Editor's Note: After this article was written but prior to publication, NOAA opened a public comment period on this very topic; be sure to see Angler Public Input Needed, if the following boils your blood!
It's high time we brought NOAA's recreational catch estimates under control. MRIP (the NOAA Marine Recreational Information Program, the way NOAA counts recreational catch data) was no good right out of the gate. Now it has now undergone two "Recalibration" events that have increased the recreational catch by astronomical amounts.
It has become paramount that we understand and repair MRIP’s wild overestimates. “Catch," whether commercial, recreational, or both, is a truly important value for scientists assessing a fish population (“stock assessment” as they say in fisheries management). Commercial catch is sold by the pound and thus offers fairly solid catch data, save what small percentage is back-doored. Because recreational catch is estimated, it’s nowhere near as firm as commercial landings data.
With MRIP’s sudden meteoric rise in recreational catch, fisheries scientists think now-huge recreational catch for many species of fish must be supported by higher populations of those fish. I'm talking about millions and millions of pounds of recreational catch that never happened. Scientists’ previous stock assessments would not support recreational catches as shown in MRIP’s current recreational catch data. Yet fisheries managers must (by law) accept MRIP’s catch estimates as "the best available science." If our catch is no longer X, but now XX, then the live population we "took" those fish from at sea must also no longer be XX, but now XXX.
Fisheries Numbers Games
How have these numbers risen? We’ve just witnessed our flounder stock assessment climb. That is, scientists say the flounder population must be much higher than previously thought, mostly owing MRIP’s recent recreational catch estimates. We could not possibly have taken as many flounder as MRIP claims, had the original population assessment been correct. And, because recreational fishers are already “catching more,” commercial fishers were given a 49-percent increase in flounder. Only a small percentage of MRIP’s asserted recreational landings are factual. However, any new quota given commercial fishers will – I promise – become fish sold across a dock.

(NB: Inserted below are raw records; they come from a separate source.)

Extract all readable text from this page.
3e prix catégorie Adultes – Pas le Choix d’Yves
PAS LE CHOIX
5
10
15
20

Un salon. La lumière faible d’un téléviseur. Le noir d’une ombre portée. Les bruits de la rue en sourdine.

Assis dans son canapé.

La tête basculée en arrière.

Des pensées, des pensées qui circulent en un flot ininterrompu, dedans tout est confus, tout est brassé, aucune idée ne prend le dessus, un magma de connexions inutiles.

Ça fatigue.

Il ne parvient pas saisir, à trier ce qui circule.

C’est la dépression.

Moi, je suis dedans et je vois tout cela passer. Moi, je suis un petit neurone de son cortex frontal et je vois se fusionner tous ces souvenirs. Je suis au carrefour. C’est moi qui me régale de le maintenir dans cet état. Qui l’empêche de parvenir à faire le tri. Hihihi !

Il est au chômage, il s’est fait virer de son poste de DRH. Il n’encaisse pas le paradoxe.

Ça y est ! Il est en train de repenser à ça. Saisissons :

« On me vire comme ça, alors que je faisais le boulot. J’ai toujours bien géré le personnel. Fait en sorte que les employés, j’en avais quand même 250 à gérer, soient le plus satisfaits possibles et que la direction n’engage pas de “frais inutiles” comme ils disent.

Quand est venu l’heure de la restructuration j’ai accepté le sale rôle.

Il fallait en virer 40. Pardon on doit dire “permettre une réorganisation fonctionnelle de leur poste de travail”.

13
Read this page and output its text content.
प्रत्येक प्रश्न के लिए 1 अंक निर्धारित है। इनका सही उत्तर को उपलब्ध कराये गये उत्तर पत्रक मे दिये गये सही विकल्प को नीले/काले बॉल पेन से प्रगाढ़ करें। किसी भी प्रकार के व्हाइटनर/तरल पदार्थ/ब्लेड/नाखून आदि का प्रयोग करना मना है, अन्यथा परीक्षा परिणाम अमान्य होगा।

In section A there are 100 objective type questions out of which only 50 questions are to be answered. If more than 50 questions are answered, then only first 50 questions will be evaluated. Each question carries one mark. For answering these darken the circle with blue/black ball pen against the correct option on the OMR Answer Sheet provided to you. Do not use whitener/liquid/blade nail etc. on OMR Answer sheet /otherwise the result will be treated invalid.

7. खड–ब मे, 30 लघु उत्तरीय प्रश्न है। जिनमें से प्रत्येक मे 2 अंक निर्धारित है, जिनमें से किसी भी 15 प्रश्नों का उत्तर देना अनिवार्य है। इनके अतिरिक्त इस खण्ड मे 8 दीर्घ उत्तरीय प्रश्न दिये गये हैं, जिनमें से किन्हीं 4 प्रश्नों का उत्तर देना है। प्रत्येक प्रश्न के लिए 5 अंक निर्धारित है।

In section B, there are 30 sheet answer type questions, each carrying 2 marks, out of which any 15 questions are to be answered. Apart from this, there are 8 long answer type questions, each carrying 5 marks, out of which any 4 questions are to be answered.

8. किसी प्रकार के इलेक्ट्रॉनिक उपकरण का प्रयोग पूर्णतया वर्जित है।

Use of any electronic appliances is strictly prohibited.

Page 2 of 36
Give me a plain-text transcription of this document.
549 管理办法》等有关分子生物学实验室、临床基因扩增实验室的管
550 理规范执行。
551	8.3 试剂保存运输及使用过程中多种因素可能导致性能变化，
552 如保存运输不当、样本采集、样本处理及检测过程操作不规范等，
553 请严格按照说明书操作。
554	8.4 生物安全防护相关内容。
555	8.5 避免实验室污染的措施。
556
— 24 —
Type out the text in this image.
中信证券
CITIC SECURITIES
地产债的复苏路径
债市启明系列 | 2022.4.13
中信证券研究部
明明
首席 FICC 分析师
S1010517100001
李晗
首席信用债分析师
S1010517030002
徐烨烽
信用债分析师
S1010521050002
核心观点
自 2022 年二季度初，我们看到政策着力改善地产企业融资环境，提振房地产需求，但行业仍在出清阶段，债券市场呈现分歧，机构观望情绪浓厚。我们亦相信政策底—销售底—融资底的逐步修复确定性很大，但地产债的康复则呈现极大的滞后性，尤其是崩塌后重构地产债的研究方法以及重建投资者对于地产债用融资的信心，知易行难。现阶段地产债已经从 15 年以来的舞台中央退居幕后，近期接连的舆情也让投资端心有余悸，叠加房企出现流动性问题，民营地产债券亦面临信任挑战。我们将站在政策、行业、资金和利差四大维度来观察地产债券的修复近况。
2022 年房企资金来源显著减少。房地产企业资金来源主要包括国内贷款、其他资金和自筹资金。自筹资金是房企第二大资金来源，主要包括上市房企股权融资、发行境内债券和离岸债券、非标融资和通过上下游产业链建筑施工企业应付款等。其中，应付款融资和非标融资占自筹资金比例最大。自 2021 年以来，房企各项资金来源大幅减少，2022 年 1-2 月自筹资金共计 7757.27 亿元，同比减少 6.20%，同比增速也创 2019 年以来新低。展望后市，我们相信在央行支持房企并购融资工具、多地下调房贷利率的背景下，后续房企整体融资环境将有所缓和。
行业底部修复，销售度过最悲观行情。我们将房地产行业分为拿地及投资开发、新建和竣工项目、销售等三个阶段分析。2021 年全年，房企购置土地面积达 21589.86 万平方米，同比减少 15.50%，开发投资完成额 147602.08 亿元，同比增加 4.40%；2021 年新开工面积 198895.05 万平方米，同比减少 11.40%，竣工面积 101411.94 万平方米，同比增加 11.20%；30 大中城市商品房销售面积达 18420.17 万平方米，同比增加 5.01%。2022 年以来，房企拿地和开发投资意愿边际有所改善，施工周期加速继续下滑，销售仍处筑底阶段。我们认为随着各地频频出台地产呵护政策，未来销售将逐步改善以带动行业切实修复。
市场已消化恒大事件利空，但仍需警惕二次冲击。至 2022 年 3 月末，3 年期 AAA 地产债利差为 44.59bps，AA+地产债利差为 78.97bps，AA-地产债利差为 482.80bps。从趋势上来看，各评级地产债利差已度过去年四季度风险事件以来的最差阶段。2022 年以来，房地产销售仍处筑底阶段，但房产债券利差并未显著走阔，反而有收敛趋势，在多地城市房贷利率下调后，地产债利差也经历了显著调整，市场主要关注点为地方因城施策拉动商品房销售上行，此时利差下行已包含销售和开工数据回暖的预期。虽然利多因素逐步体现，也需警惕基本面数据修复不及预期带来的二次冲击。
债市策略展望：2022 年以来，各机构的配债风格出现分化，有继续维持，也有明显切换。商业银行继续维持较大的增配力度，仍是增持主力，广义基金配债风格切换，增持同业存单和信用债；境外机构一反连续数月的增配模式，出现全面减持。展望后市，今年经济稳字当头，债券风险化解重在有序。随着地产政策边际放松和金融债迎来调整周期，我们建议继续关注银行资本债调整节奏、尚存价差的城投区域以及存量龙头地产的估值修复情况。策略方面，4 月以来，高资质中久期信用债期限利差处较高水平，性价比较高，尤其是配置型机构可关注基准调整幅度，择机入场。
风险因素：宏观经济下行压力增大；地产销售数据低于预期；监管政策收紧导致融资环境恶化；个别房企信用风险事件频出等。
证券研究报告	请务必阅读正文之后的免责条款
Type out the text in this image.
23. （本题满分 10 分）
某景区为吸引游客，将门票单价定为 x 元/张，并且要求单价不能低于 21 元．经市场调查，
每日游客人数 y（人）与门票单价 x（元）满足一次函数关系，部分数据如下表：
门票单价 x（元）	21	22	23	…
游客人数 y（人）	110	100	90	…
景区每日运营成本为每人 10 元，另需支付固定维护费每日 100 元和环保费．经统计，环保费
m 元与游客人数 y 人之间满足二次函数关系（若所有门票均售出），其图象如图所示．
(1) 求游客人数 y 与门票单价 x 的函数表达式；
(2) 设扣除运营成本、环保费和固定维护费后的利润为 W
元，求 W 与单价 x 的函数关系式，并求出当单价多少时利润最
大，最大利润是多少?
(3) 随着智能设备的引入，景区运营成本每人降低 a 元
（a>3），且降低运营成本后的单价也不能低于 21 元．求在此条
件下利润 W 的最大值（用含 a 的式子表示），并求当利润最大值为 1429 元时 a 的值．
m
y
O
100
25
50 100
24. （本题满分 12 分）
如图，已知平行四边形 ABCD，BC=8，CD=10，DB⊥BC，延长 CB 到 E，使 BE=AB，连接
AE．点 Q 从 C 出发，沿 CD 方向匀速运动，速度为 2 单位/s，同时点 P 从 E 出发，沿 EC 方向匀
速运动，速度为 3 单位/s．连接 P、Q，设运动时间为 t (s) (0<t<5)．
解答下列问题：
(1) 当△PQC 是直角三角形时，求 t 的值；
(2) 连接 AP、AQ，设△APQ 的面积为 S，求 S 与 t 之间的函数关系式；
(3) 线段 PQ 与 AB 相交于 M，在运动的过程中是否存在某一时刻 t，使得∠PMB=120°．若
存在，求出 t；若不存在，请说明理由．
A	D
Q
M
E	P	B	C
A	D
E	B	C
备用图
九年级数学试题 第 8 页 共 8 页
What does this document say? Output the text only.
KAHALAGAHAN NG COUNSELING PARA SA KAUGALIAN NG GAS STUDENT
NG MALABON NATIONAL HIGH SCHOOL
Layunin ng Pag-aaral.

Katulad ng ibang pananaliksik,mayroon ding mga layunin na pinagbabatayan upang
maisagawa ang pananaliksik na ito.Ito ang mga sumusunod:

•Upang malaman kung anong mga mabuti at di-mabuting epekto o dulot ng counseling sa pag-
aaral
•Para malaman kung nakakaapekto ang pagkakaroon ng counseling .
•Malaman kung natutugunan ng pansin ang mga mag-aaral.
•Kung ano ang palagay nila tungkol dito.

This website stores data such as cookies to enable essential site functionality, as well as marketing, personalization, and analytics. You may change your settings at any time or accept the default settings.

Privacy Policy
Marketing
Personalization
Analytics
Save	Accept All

I wonder what happens to a fluke stock assessment when you back 11 million pounds of catch out? Probably makes that population appear a lot smaller. It's very likely the sea bass catch from 2017 is over 10 million pounds too high, and always at least five million pounds too high. Wonder what happens to a smaller-than-they-thought population when commercial catch is jacked-up? Hmmmm... I think we've been there before. It was in the 1980s.
Fisheries science stock assessments are now so misled by poor MRIP data, we have no idea how much damage is being done by raising population estimates and increasing quotas, based on untrue recreational catch values.
Amazing Math
MRIPs’ predecessor, the Marine Recreational Fishing Statistics Survey (MRFSS) estimated marine recreational catch in the early 1980s. Here are some striped bass catch numbers (including all throwbacks) to illustrate the rise in MRIP's numbers. MRIP has had two recalibrations sending catch sky high. In 2004 we were first told the total was 10,048,000 rockfish by MRFSS. In 2012 MRIP replaced MRFSS. That same 2004 estimate rose to 11,055,000 at MRIP’s launch. Then during MRIP’s two recent recalibration events that catch has moon-shot to 24,766,000. That's a 147-percent increase.
MRIP recalibrations have our total recreational striper catch at 27 million both in 2016 and 2017, and 25 million in 2018. Now, because NOAA's fishery scientists assign a nine-percent "recreational discard mortality" (fish that die on release – a number I think too high), with MRFSS estimates the total discard mortality might have been pushing 800,000. But with current MRIP estimates those fish that died without ever swimming in hot oil are above two million. Everyone in management is wildly arm-waving: "Oh no!! The discard mortality!!"
Gosh, I bet MRIP's recent recalibrations have something to do with that…
- It is not true that 1.6 million pounds of cod crossed New York’s recreational docks from private boats in hearty winter weather, yet their party-boat fleet didn’t get in on it. There’s no chance that happened.
- It is not true the average size of shore-caught stripers in CT was 19.6-pounds, yet next door in RI it was 33.8-pounds, in MA it was 33.4-pounds, and the grand prize for “average” shore-caught stripers, in RI it was an amazing 45.1 pounds!
- It is not true Maryland’s shore anglers caught more than three years-worth of Maryland party- and charter-boat sea bass – and they averaged 1.4-pounds apiece. Impossible!
- It is not true that in Delaware last year sea bass caught from shore averaged 1.9-pounds.
All in all? There's virtually no truth at all in MRIP's catch estimates. “Recalibration” indeed.
I've asked for years and years to have “Bayesian Stops” put on MRIP's values. A Bayesian stop is most simply where a statistical value cannot exceed a certain number. As it stands, there appears to be no catch considered impossible by MRIP.
Everywhere I look I see bad recreational catch estimates throwing up so much smoke, the truth of our many tasks in fisheries restorations cannot be seen. Seafloor habitat restoration/creation, means of manipulating spawning production for best result – shoot, we've yet to even officially figure out the that ocean has turned green.
There's always a battle over recreational regulation. Always. And it's a heck of a distraction. Good science step aside – bad statistics own the process. It’s high time we had clarity where recreational catch is concerned. There has to be a way to test MRIP. If NOAA’s going to call it "scientific information" then it must be testable.
NOAA needs to fix MRIP or be done with it.